The central character in the book is Daniel Hudson Burnham, an American architect and urban designer, that made the fair. One structure had a floor that alone required five train cars full of nails. The book also looks at the beginning of the Ferris Wheel, zippers and Cracker Jack, and Chicago’s first glimpse of belly dancer. It also looks at a Krupp artillery piece firing a one-ton shell. After the building of the fair, Frederick Law Olmsted, who was the celebrated designer of the landscape, fell into depression. Later on being hospitalized at an asylum he designed. “The Devil In The White City” is given the shape and energy, by the author’s dramatic inclinations. He does succeed in affirming the historical and cultural importance of the 1893 exhibition , which he says help to spawn wonders like Disneyland and Oz.

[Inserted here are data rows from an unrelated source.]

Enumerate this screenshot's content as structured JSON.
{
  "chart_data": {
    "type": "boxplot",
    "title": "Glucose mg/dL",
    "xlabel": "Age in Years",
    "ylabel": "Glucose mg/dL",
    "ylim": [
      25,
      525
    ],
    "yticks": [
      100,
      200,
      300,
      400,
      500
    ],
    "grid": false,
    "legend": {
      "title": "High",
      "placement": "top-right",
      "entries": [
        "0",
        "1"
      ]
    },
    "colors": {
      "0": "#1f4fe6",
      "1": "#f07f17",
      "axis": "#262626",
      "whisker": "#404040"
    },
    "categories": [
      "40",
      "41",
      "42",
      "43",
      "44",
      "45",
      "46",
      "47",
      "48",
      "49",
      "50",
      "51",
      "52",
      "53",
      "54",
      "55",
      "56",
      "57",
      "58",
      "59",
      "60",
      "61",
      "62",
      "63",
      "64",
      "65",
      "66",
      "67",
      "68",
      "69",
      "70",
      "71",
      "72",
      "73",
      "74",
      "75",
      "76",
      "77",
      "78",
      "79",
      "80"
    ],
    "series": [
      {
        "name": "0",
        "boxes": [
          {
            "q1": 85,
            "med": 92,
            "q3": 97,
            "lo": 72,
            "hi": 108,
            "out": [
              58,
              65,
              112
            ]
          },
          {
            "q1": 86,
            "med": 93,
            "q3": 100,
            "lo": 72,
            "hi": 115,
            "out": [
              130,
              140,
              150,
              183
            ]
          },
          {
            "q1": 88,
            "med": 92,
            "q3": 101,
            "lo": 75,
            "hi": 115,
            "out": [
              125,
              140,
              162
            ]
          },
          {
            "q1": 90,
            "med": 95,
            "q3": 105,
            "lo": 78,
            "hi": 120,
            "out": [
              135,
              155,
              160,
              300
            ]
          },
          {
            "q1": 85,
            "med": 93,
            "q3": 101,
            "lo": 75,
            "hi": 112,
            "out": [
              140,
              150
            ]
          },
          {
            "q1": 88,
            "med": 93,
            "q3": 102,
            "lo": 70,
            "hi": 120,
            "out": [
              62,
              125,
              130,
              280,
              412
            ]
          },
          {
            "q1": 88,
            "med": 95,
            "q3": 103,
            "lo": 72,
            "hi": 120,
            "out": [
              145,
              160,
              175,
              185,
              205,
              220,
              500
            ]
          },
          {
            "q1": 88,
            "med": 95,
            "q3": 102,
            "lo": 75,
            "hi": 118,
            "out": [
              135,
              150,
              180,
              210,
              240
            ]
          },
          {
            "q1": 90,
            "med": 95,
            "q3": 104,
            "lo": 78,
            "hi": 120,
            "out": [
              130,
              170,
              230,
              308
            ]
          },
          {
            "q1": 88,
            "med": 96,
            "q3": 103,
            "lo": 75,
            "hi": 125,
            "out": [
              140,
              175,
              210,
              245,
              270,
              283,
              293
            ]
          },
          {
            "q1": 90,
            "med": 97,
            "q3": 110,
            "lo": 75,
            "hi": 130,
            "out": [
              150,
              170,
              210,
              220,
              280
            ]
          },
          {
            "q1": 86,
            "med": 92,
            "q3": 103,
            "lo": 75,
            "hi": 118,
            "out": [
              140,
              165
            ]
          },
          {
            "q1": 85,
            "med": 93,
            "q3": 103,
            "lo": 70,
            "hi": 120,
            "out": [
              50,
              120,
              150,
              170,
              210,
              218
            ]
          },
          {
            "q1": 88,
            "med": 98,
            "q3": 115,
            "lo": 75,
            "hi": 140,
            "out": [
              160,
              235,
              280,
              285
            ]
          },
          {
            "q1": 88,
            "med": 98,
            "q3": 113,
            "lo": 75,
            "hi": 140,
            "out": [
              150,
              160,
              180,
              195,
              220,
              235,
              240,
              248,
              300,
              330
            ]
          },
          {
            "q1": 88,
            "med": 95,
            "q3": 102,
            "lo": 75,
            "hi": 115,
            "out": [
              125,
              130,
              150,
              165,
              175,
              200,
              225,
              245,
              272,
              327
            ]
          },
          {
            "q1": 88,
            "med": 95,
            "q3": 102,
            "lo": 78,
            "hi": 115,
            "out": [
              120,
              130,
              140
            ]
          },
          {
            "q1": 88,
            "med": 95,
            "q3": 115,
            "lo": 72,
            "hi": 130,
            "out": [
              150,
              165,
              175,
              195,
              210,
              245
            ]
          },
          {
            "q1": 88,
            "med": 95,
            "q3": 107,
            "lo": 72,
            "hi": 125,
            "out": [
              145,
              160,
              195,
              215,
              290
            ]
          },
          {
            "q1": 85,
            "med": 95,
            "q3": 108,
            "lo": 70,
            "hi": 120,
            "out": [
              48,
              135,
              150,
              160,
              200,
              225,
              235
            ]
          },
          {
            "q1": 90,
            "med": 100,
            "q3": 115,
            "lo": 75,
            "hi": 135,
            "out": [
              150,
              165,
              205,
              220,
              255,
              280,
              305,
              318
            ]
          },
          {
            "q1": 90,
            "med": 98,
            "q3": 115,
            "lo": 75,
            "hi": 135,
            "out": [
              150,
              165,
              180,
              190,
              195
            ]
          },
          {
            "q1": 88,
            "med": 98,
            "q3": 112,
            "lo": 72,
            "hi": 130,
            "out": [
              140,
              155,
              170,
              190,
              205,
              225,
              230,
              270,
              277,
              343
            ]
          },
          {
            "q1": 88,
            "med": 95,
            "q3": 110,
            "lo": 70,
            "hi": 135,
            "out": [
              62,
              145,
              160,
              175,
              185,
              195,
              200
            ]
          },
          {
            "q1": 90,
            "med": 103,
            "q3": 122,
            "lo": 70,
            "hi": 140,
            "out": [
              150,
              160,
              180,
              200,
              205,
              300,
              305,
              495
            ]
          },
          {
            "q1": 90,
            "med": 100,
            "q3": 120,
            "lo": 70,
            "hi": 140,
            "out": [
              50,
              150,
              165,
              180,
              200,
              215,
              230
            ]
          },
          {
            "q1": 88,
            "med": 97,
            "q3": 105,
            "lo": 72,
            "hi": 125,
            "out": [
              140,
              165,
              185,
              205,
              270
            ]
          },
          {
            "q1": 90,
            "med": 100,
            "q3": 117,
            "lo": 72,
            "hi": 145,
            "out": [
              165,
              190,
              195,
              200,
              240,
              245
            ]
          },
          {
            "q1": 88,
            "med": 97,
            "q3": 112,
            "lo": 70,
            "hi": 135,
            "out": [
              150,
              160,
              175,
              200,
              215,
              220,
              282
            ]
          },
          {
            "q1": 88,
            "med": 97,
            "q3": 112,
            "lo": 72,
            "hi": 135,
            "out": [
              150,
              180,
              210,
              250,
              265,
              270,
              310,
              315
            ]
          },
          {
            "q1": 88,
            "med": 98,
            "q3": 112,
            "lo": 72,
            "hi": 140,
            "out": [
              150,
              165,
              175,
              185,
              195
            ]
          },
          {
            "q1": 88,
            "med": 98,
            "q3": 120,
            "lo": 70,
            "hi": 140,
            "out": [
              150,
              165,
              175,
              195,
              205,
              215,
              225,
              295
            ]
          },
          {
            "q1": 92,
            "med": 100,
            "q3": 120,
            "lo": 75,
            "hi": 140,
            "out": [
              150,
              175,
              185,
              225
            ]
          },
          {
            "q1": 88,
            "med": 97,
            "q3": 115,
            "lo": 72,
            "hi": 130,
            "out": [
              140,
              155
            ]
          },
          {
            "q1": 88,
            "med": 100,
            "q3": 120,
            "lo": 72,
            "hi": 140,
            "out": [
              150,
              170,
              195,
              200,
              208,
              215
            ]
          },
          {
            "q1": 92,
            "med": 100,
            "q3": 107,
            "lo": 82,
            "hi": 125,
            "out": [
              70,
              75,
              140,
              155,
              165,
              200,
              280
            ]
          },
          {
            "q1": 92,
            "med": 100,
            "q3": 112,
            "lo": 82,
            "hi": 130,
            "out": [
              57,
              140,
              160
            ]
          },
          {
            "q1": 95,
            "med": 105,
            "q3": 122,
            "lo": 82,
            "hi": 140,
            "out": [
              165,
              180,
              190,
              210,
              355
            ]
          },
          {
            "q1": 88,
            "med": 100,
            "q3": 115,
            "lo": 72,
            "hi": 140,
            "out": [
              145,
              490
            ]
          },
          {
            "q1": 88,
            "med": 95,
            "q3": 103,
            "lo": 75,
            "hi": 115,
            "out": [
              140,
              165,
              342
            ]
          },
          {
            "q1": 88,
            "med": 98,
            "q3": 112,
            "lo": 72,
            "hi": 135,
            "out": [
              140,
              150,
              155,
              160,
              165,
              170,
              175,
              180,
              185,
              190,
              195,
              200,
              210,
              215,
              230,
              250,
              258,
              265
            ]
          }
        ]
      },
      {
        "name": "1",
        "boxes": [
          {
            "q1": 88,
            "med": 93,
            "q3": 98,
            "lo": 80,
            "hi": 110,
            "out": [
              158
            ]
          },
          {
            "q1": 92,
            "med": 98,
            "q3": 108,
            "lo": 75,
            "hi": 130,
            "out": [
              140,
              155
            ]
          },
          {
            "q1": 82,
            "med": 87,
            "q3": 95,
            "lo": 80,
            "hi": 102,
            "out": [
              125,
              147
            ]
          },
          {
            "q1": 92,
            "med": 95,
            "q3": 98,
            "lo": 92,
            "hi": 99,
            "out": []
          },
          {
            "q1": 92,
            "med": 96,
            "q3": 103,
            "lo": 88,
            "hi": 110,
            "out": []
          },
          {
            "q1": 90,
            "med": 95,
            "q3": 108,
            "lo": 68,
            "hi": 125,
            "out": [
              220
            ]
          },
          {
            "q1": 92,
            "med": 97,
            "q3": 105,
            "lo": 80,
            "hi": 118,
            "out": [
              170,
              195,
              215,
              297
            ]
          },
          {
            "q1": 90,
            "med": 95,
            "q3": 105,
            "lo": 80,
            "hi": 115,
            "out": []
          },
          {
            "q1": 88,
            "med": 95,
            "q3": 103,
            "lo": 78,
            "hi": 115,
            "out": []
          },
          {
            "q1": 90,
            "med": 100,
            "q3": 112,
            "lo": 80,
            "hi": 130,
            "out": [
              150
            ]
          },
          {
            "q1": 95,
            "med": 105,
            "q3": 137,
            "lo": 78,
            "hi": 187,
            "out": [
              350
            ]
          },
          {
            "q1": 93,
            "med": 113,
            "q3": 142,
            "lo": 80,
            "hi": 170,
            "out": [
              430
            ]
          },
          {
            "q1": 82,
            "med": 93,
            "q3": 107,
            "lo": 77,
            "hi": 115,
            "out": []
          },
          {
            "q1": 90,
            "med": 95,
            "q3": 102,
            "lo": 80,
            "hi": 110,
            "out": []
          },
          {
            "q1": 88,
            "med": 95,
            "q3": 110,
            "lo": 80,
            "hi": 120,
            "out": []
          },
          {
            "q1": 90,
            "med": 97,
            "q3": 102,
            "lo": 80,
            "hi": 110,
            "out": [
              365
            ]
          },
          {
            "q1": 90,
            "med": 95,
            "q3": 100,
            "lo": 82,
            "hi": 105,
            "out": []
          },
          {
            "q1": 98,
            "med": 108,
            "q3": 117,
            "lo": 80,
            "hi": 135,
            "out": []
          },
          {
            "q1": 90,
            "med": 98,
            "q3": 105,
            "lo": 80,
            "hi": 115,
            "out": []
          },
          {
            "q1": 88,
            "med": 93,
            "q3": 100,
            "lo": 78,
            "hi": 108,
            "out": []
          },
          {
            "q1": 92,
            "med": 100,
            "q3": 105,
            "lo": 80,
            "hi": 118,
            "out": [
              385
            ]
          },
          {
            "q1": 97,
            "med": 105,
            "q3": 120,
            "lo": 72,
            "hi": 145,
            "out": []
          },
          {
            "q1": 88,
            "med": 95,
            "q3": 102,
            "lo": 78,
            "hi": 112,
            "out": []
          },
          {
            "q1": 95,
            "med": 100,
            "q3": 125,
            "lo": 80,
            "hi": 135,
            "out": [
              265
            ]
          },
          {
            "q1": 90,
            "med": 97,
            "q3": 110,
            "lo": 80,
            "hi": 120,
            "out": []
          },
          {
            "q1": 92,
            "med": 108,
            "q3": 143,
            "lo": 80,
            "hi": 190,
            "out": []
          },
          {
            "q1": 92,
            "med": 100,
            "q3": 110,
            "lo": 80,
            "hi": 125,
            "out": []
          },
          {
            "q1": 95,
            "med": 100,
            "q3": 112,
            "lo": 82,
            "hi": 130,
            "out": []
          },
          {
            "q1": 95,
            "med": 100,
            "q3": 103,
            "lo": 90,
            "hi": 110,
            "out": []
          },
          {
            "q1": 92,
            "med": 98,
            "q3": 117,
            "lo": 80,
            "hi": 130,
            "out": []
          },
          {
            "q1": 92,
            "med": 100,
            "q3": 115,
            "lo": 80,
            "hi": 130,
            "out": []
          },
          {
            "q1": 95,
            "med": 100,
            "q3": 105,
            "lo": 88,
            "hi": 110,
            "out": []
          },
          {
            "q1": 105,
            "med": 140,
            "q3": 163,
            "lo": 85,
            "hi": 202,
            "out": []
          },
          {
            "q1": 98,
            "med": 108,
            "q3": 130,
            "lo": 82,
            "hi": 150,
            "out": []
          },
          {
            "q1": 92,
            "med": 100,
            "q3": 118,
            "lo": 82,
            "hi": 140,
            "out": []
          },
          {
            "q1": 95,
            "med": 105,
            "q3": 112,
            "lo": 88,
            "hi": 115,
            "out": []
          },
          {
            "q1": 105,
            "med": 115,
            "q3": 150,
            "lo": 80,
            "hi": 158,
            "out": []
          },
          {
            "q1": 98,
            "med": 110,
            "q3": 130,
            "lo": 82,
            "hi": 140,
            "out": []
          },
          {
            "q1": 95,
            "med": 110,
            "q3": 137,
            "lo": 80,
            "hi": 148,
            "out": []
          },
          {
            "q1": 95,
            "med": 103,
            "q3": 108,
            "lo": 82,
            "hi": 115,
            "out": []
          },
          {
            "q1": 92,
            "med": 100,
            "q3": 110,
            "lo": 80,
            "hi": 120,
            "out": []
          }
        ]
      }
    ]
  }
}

The book is somewhat organized in a chronological order starting with, “In the fall of 167, at twenty-one, Burnham returned to Chicago.” (pg 19) and ending with Burnham’s death, “He died June 1, 1912.” (pg 390) At the beginning of the book, Larson added a picture of a map of the Chicago World’s Fair to give a better understanding of the size and position of the fair. At the beginning of the prologue he put in a picture of all of the architects of the World’s Fair. On the first page of Part I, he gives an illustration of Chicago circa 1889 and on the first page of Part II, Larson gave a picture of the course of building the Fair. On the first page of Part III, he gives an illustration of the Court of Honor. He put the illustrations in different parts I, II, III it seems he is giving the observer an image of where the story is taking place at the beginning of both parts. At the beginning of part IV he gives a portrait of H. H. Holmes and this part starts after what he did to the came to the light and he is just giving the observer a face with a name.
The book shines more light on the horrific events that took place in 1893. Many people know the standardized version of the story H. H. Holmes but they do not know the building of the Chicago World’s Fair and the events surrounding it this book gives the reader a look into what the Fair was really constructed and the work that went with into it, and how two different people and the actions they took before and during the event bond them together in history forever. I recommend this book to anyone who would like to investigate more about the subject of the Chicago World’s Fair and the ways of H. H. Holmes. I believe that Larson did accomplish his goal of bringing the reader further into this event in history and the build up to it. Larson also gives readers a different side of the story focusing not just on Holmes but Burnham and his colleagues as well. The Chicago World’s Fair in that year changed America forever.